In fine form and with a gifted soloist, the Britten Sinfonia opened its new season on Tuesday evening with an excellent concert. As usual, the programme offered an intriguing and rewarding mixture of established classics and modern compositions.

Fair-haired and small in stature, but totally in command, Alina Ibragimova showed accomplished technique and an enchanting range of tone in Bach's A minor Violin Concerto. The attraction of the first movement was its fluency, and, as if to make up for a slightly portentous bass line in the second, the finale delighted as it speeded away.

A feature of Tansy Davies's new arrangement of a Bach Prelude and Fugue was the way it was punctuated with some emphatic plucking. There was a lot more substance in the 1939 Concerto Funebre by Karl Hartmann.

All the more welcome because it was an unfamiliar work, it set off moments of touching fragility from the soloist against the more powerful, the more energetic and the more threatening forces of the whole ensemble.

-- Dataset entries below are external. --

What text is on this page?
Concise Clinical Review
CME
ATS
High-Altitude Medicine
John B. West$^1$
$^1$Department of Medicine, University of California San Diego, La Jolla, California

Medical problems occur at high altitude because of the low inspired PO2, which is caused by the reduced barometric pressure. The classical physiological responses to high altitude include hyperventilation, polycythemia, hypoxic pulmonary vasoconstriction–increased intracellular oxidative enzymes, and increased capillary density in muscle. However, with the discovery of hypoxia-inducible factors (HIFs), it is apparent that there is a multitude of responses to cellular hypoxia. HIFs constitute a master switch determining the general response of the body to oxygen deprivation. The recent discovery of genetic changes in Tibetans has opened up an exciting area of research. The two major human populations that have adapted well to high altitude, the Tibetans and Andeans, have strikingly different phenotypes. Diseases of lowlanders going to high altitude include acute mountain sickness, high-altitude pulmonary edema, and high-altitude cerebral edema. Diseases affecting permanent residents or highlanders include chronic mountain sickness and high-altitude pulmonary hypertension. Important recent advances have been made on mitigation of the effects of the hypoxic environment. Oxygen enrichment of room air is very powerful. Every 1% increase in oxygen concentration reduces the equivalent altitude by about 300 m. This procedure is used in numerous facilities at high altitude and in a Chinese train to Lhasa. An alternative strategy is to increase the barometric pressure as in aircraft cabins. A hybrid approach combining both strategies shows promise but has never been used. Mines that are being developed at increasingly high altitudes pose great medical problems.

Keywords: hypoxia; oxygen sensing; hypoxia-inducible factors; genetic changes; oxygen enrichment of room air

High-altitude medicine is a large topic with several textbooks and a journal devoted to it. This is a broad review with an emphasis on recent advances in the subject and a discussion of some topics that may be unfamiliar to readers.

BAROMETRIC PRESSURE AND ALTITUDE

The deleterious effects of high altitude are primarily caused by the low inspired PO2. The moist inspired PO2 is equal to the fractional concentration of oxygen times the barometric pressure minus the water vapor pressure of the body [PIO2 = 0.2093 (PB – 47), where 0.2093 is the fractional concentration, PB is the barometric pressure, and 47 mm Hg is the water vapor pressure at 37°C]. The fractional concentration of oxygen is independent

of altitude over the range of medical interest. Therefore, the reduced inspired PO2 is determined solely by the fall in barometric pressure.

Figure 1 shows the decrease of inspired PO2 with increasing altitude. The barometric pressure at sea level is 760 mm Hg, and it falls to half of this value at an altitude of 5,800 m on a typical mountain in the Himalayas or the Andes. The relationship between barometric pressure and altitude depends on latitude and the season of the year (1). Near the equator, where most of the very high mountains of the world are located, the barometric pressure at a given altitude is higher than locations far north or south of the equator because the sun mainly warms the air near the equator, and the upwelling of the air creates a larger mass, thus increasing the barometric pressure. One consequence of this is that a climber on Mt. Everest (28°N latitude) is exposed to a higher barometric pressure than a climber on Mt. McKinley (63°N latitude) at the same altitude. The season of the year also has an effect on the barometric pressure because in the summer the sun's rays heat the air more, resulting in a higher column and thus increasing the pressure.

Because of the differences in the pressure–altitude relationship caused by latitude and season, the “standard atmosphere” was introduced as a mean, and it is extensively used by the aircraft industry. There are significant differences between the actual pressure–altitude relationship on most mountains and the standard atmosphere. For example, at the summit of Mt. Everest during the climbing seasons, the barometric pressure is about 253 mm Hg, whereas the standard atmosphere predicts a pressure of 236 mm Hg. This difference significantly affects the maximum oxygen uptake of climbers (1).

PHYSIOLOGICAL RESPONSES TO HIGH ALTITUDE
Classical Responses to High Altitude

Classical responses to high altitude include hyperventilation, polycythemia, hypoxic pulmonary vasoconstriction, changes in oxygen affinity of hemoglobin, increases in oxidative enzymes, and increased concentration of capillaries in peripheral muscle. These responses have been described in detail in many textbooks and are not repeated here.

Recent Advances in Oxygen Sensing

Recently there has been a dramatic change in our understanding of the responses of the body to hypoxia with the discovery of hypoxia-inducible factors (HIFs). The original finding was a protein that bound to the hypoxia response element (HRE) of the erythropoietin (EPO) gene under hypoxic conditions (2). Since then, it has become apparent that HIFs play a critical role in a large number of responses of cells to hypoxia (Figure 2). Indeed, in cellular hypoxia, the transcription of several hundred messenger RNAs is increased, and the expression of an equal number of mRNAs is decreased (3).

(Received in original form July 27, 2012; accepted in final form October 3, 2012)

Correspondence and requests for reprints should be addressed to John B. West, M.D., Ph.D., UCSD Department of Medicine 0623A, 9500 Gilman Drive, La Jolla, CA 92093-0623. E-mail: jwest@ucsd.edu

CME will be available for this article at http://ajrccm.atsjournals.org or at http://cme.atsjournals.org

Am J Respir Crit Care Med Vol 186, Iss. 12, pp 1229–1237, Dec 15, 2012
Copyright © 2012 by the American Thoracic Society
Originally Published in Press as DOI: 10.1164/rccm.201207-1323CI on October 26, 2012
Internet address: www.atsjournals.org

Passionate contrasts, overwhelming surges of emotion and something that could well be taken for the rustle of spring were also evident in Schoenberg's Night Transfigured.

Perhaps identifying the solo violin and Martin Outram's viola with the woman and man in the poem that inspired the composer was a bit literal minded. But the playing was so powerfully characterised the temptation to do so was almost irresistible.

This was late Romanticism at its richest.

Temporary lighting had been set up so that the instrumentalists could see their music. It was unfortunate, though, that the audience in the front seats were dazzled by the glare of the projectors.